Une recette pour développer de nouveaux joueurs pathologiques - Le nouveau programme de fidélisation de Loto-Québec pour les joueurs de jeux de tables

Jeu compulsif info - Actualité, août 2003, Alain Dubois

Lors de la présentation du premier budget du gouvernement Charest nous apprenions qu’il était demandé à Loto-Québec de rapporter davantage de dividendes dans les poches du gouvernement.

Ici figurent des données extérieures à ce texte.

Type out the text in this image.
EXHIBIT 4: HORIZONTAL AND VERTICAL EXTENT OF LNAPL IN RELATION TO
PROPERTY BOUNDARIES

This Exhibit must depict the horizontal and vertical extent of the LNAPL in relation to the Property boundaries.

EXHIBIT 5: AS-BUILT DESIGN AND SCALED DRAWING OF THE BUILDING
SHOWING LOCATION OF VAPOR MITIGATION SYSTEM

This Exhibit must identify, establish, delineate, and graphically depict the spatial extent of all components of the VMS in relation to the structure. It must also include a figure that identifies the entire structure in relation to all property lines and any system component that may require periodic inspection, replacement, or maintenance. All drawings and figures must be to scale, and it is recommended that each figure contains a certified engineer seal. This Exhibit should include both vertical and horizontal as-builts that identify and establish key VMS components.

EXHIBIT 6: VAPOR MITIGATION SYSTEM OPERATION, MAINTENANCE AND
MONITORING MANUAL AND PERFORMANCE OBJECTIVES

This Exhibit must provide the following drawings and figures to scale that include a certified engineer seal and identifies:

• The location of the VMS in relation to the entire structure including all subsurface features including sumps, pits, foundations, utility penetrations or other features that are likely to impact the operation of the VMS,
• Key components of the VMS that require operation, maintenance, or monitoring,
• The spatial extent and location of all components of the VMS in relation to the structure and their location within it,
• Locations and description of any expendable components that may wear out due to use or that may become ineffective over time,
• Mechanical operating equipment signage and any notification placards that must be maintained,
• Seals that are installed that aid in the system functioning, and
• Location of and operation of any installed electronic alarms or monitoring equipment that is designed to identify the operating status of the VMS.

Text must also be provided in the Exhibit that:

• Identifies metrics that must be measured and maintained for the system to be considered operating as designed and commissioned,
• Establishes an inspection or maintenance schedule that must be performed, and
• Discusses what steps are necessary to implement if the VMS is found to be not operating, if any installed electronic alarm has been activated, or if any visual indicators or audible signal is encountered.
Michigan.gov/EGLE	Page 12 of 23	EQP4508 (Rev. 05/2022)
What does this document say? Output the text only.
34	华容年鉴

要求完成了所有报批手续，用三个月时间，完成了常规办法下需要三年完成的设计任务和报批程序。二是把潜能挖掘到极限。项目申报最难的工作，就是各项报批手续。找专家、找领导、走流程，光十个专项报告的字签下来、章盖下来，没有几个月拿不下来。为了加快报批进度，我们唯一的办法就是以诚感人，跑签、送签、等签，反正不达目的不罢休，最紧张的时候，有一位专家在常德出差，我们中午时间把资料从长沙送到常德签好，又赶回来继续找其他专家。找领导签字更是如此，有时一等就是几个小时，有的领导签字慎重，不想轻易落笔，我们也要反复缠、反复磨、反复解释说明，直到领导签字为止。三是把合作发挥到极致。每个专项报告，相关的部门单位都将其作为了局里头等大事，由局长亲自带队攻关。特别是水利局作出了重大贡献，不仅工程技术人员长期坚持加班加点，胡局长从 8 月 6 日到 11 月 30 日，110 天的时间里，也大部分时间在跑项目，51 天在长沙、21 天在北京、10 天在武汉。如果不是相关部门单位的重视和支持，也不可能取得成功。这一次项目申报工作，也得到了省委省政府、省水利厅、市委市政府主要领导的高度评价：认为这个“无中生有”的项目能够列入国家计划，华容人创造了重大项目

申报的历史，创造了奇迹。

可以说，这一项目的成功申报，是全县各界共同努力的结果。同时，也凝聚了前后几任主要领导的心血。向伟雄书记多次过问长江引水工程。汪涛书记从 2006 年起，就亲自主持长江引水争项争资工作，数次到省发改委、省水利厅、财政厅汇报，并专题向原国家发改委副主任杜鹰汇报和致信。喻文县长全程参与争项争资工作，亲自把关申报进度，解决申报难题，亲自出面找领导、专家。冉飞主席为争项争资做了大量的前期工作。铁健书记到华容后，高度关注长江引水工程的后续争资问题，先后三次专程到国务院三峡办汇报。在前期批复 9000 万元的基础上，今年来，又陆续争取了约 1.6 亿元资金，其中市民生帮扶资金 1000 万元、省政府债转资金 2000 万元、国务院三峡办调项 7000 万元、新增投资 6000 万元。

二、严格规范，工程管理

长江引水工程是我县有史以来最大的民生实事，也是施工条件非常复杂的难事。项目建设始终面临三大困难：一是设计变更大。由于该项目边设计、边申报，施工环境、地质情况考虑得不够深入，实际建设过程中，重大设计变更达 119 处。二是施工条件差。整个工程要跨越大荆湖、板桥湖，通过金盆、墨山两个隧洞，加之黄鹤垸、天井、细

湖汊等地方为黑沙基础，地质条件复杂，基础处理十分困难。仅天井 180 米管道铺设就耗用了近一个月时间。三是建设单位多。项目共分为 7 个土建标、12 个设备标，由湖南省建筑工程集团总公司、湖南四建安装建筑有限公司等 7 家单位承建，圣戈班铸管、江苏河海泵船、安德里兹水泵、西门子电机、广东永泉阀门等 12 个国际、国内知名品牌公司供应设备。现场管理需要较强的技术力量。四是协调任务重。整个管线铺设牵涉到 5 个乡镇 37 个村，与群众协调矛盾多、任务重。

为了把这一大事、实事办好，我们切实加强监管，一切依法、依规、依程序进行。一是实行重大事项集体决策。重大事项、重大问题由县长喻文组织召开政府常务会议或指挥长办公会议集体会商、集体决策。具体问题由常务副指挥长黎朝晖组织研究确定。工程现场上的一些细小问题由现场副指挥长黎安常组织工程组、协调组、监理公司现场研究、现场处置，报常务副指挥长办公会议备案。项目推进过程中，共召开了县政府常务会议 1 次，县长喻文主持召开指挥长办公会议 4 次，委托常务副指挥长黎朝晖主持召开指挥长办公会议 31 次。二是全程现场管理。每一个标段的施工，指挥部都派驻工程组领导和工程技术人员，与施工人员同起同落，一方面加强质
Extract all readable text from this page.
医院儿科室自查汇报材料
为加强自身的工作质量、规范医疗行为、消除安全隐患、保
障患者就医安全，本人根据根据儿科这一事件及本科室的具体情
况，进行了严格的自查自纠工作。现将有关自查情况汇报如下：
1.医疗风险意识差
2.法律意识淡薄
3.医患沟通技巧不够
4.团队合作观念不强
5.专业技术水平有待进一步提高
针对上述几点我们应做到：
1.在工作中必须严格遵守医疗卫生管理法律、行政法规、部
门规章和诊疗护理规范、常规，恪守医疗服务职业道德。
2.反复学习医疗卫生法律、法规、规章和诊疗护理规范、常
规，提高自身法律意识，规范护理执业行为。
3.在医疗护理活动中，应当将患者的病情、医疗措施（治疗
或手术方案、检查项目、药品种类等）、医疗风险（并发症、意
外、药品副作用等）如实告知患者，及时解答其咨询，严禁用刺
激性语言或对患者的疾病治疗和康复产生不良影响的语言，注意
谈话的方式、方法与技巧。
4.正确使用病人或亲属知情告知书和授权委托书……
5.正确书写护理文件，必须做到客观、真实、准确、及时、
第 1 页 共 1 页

Pour ce faire, Loto-Québec devra couper dans ses frais administratif mais cela ne sera pas suffisant pour remplir la «commande»... Loto-Québec devra, comme elle le fait à chaque fois, s’ingénier à trouver de nouvelles façons d’augmenter l’offre pour les «jeux» de hasard et d’argent et/ou tout simplement amener les actuels joueurs à y dépenser davantage d’argent.

La semaine dernière nous apprenions également que Loto-Québec avait l’intention d’améliorer son « programme de gratuité » pour récompenser les gros joueurs. La société d’État a donc lancé un appel d’offre concernant des appareils portatifs qui seraient en mesure de faire un suivi informatisé des joueurs aux tables  ! Le but est en autre de permettre aux croupiers d’offrir instantanément (ou presque) des «récompenses» aux gros joueurs. Cette notion d’instantanéité des primes ou récompenses est une des causes du succès des loteries vidéo et du grand nombre de joueurs compulsifs qui s’adonnent à ce «jeu » de hasard et d’argent. Loto-Québec a donc trouvé une façon de transposer les qualités addictives des loteries vidéo aux très payants jeux de tables (les mises y sont plus importantes). Il s’agit ici d’une habile tentative d’appliquer un des principes de l’utilisation de techniques béhaviorales (1) où le joueur est conditionné à penser fréquemment «gains» afin de le retenir au jeu  : Induire et maintenir le comportement tandis que le joueur perd de l’argent. Voilà qui est édifiant. Le gouvernement Charest compte sur un plus grand nombre de joueurs compulsifs (2) pour boucler le budget de notre «Belle Province»  !

De plus cette mesure permettra non seulement à Loto-Québec de savoir combien les gros joueurs dépensent mais aussi d’avoir des informations nominatives sur ceux-ci. Des banques de données qui pourront, à coup sûr, servir à notre fleuron de «l’industrie du vice» afin de solliciter plus efficacement les joueurs à dépenser leur pécule aux casinos.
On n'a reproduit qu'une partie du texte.